Mes enfants, ma maison et moi

Crise des dioxines: notre chroniqueur Alan Monoc habite dans la zone impacée par la pollution. Il raconte sa vie...

Je sais, je sais, je fais partie de ces Lausannois privilégiés qui ont la chance d’habiter dans une maison. Une propriété modeste avec un joli jardin mais qui m’a valu un divorce et des enfants hors normes. Le problème, c’est que chacun d’entre eux présente une anomalie notable. Le premier est de gauche, climato-anxieux et déconstruit, le deuxième a eu une leucémie dont il a fini par guérir grâce aux services du CHUV, dont le patron a, à en croire le Conseil d’Etat, tellement bien travaillé qu’il méritait d’être viré séance tenante.
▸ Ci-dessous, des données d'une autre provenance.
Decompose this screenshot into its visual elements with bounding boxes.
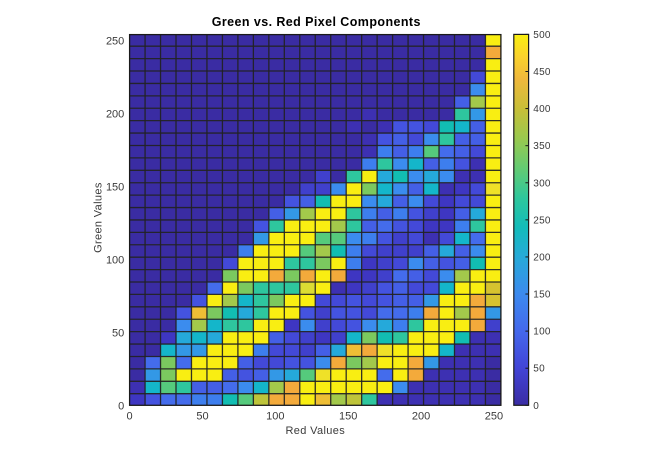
svg-text:200: 200 — [106, 109, 124, 121]
svg-text:450: 450 — [533, 67, 551, 78]
svg-text:200: 200 — [412, 411, 430, 423]
svg-text:100: 100 — [106, 254, 124, 266]
svg-text:150: 150 — [533, 290, 551, 301]
svg-text:400: 400 — [533, 104, 551, 115]
svg-text:500: 500 — [533, 30, 551, 41]
svg-text:Red Values: Red Values — [286, 425, 346, 437]
svg-text:350: 350 — [533, 141, 551, 152]
svg-text:150: 150 — [106, 182, 124, 194]
svg-text:Green Values: Green Values — [93, 182, 105, 253]
svg-text:50: 50 — [196, 411, 208, 423]
svg-text:150: 150 — [339, 411, 357, 423]
svg-text:100: 100 — [533, 327, 551, 338]
svg-text:100: 100 — [266, 411, 284, 423]
svg-text:0: 0 — [127, 411, 133, 423]
svg-text:Green vs. Red Pixel Components: Green vs. Red Pixel Components — [212, 15, 421, 29]
svg-text:0: 0 — [118, 400, 124, 412]
svg-text:300: 300 — [533, 178, 551, 189]
svg-text:250: 250 — [533, 215, 551, 226]
svg-text:200: 200 — [533, 252, 551, 263]
svg-text:250: 250 — [485, 411, 503, 423]
svg-text:50: 50 — [112, 327, 124, 339]
svg-text:250: 250 — [106, 36, 124, 48]
svg-text:0: 0 — [533, 401, 539, 412]
svg-text:50: 50 — [533, 364, 545, 375]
Quant à la troisième, une fille donc, elle a déclaré très jeune une méchante maladie, avec une production de mélanine si élevée que sa peau à complètement viré du blanc au noir, au point qu’elle passe pour une Black, ce qui lui vaut encore aujourd’hui, des contrôles insistants de la part de notre police qui n’arrive pas à croire qu’on puisse être noir sans être dealer… Trois enfants donc et trois problèmes graves… Que les médecins ont renoncé à investiguer, jugeant que le temps consacré à des cas si complexes était bien moins rémunérateur que quelques coups de fil facturés TARMED.

Jusqu’au jour où l’un d’entre eux, mon voisin du reste, a fini par trouver, lui-même intrigué par le devenir de son rejeton devenu bouddhiste et travailleur social: le sol de sa propriété, comme celui de la mienne est imbibé de dioxines, ces substances chimiques dont on nous jure qu’elles ne sont pour l’instant toxiques que pour nos œufs et nos poules.

En attendant les résultats d’analyses sanguines promises pour… 2024, je réalise que moi aussi je paye le prix de ce poison: travaillant pour Lausanne Cités, je gère mon stress en m’adonnant au jardinage, m’autorisant à consommer depuis de longues années tomates turquoise, fraises noires, et pommes fushia.